July 30, 2009 in Opinion

Medicare commission a step closer to fair funds

 

Reforming the reimbursement structure of Medicare has been an elusive goal for Washington, Idaho and other states that have been unfairly placed at the low end of the national scale. But the need for cost-cutting to help pay for wider health coverage means the current inefficient system may be mothballed. Moderate Democrats in Congress are demanding more spending cuts before agreeing to support health care bills. The Obama administration appears to be on board, with budget director Peter Orszag recommending an independent commission setting Medicare reimbursement rates that would emphasize positive outcomes over fee-for-service.

Some seniors and members of the medical community are nervous about such change, but if it’s done right, the wasteful spending that affects everyone can be reined in without hurting the quality of care. Plus, low-cost medical regions such as the Inland Northwest could benefit.

When reimbursement rates were set long ago, the government took a snapshot of health care costs around the country and determined that the amounts being spent in each region were justified. So the reimbursement rates for inefficient communities, like Miami, were set at a higher level because of the greater spending. Efficient communities, like Spokane, were saddled with lower rates for the same patient care.

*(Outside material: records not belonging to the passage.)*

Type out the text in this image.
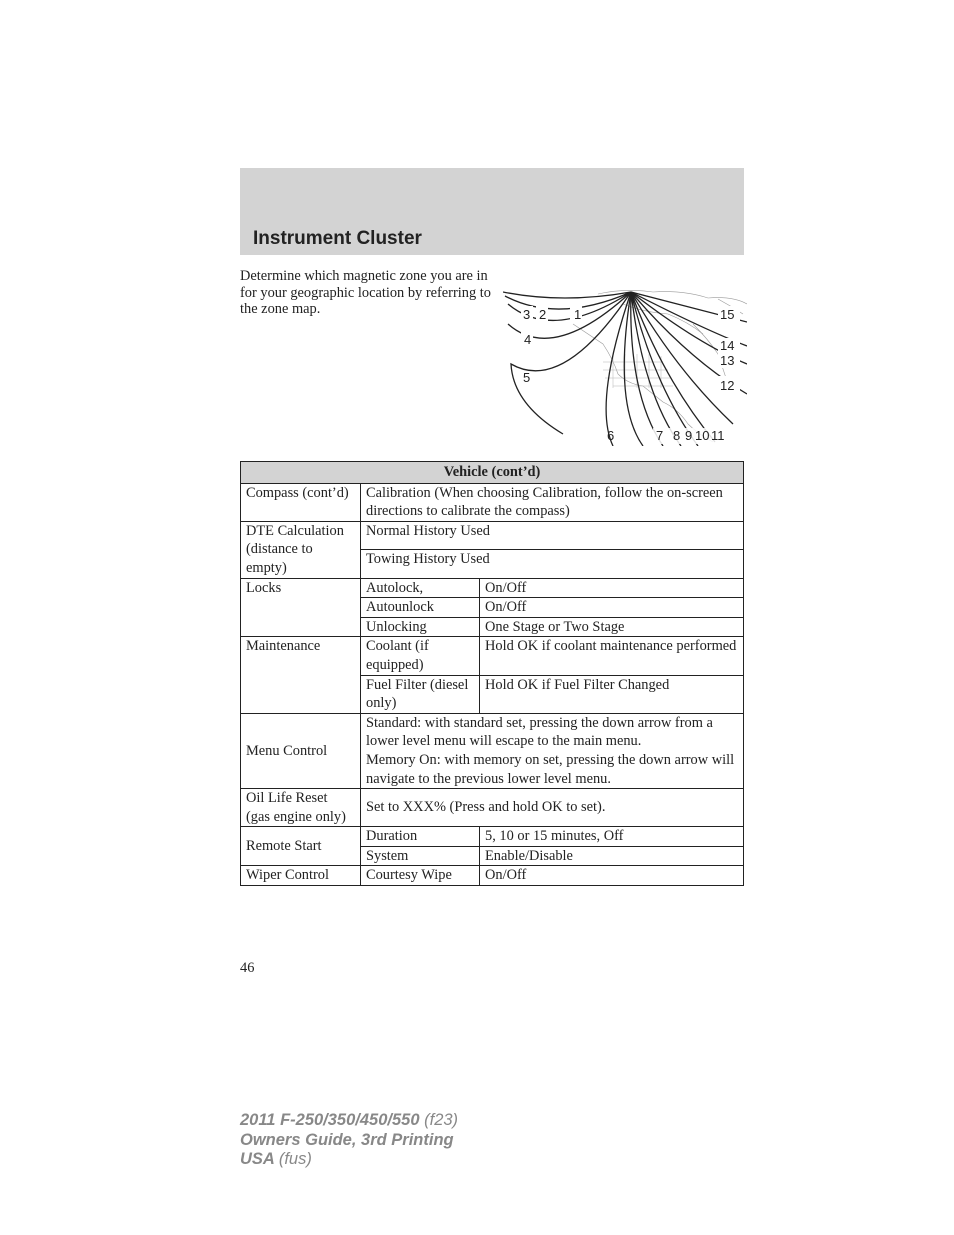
Instrument Cluster

Determine which magnetic zone you are in for your geographic location by referring to the zone map.	1
2
3
4
5
6	7 8 9 10 11
12
13
14
15
Vehicle (cont’d)		
Compass (cont’d)	Calibration (When choosing Calibration, follow the on-screen directions to calibrate the compass)	
DTE Calculation (distance to empty)	Normal History Used	
	Towing History Used	
Locks	Autolock,	On/Off
	Autounlock	On/Off
	Unlocking	One Stage or Two Stage
Maintenance	Coolant (if equipped)	Hold OK if coolant maintenance performed
	Fuel Filter (diesel only)	Hold OK if Fuel Filter Changed
Menu Control	Standard: with standard set, pressing the down arrow from a lower level menu will escape to the main menu.
Memory On: with memory on set, pressing the down arrow will navigate to the previous lower level menu.	

Oil Life Reset (gas engine only)	Set to XXX% (Press and hold OK to set).	
Remote Start	Duration	5, 10 or 15 minutes, Off
	System	Enable/Disable
Wiper Control	Courtesy Wipe	On/Off
46
2011 F-250/350/450/550 (f23)
Owners Guide, 3rd Printing
USA (fus)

The Dartmouth Health Atlas has tracked the wide disparity in Medicare spending for 20 years and found no better outcomes in regions with more spending. In 2006, the average Medicare cost per patient in Washington state was $7,110. Nationwide, it was $8,304. In McAllen, Texas, it was an incredible $14,946.

The obvious solution is to follow more closely the model used in Spokane and other Washington cities. But politically that’s been impossible, because congressional representatives of high-reimbursement states aren’t about to volunteer for spending cuts, even if it would help the federal budget and instill fairness and the right incentives. Orszag likens the problem to the closing of military bases. To fend off the parochialism that hamstrung that process, Congress established an independent commission. Similarly, a Medicare panel would be guided by objective data rather than political pressure.

Of course, the details matter. If, after leveling the field, Congress were to still cut reimbursements to low-cost areas, then more Medicare patients would be dropped. The Washington State Medical Association polled members in December and found that about one-third of them either accept no new Medicare patients, see no Medicare patients or had dropped them, according to the Puget Sound Business Journal.

But if an independent commission can strike a balance between cutting waste and reimbursing health care providers at a reasonable level, it would be a boon to the entire health care system. Congress should give it a chance.